No health risk from Japan radiationPosted: Updated:
RICHLAND, Wash. - The fear of radiation continues along the West Coast especially after the nuclear reactor crisis in Japan.
So we wanted to know what would happen if our area was hit with a nuclear crisis. PNNL Scientists tell us to start off radiation is a part of our everyday life. It's in the food we eat, the air we breathe, the buildings we live in. "You can't see it, you can't touch it, you can't taste it, you can't feel it, but scientists can measure it extremely precisely," said William Morgan, PNNL Scientist.

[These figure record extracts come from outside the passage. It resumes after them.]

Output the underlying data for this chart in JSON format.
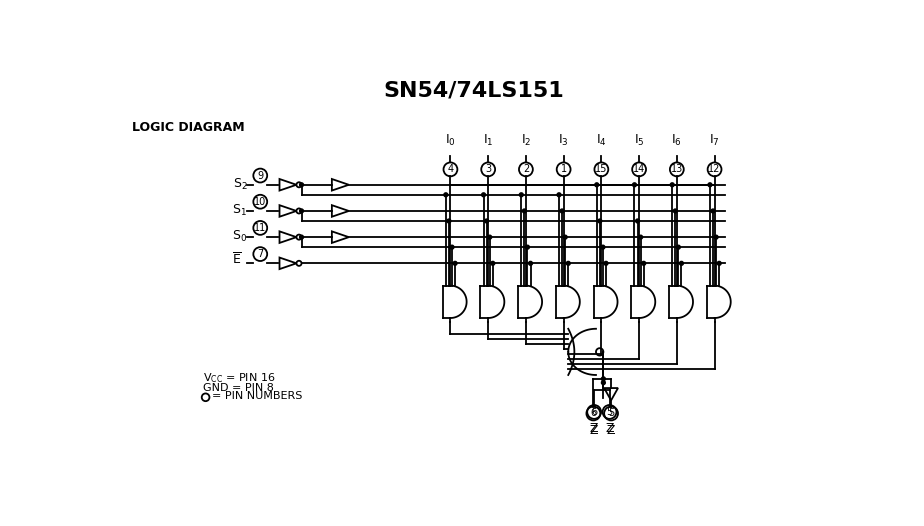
{
  "title": "SN54/74LS151",
  "logic_diagram_label": "LOGIC DIAGRAM",
  "bg_color": "#ffffff",
  "line_color": "#000000",
  "input_signals": [
    "S2",
    "S1",
    "S0",
    "E"
  ],
  "input_pins": [
    9,
    10,
    11,
    7
  ],
  "data_labels": [
    "I0",
    "I1",
    "I2",
    "I3",
    "I4",
    "I5",
    "I6",
    "I7"
  ],
  "data_pins": [
    4,
    3,
    2,
    1,
    15,
    14,
    13,
    12
  ],
  "output_pins": [
    6,
    5
  ],
  "output_labels": [
    "Z",
    "Z"
  ],
  "vcc_label": "V",
  "legend_lines": [
    "VCC = PIN 16",
    "GND = PIN 8",
    "= PIN NUMBERS"
  ]
}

And although scientists here and abroad, as well as Governor Gregoire, agree that people in the U.S. should not be worried about radiation blowing in from Japan many of them are still buying Potassium Iodide. "People believe it's going to protect them from all sorts of radiation. In reality, it's going to just flood the thyroid with iodine," said Morgan. Morgan says not only is it a waste of time but most people are also allergic to the chemical. He also tells us what would happen if our body was exposed to high amounts of radiation. "We would worry that if there was too much exposure you would die. Then you worry about Leukemia which appears 5-8 years after the exposure and then about 15-20 years later you worry about an on-state of solid cancers," said Morgan.
But Energy Northwest leaders say it's not something we should worry about. As for imports from Japan, Morgan says that shouldn't worry us either. "I think that we have no concerns in that area because a lot of this is packaged inside, put in boxes, put in containers and then shipped. So I don't think there's any need to panic about using Japanese products."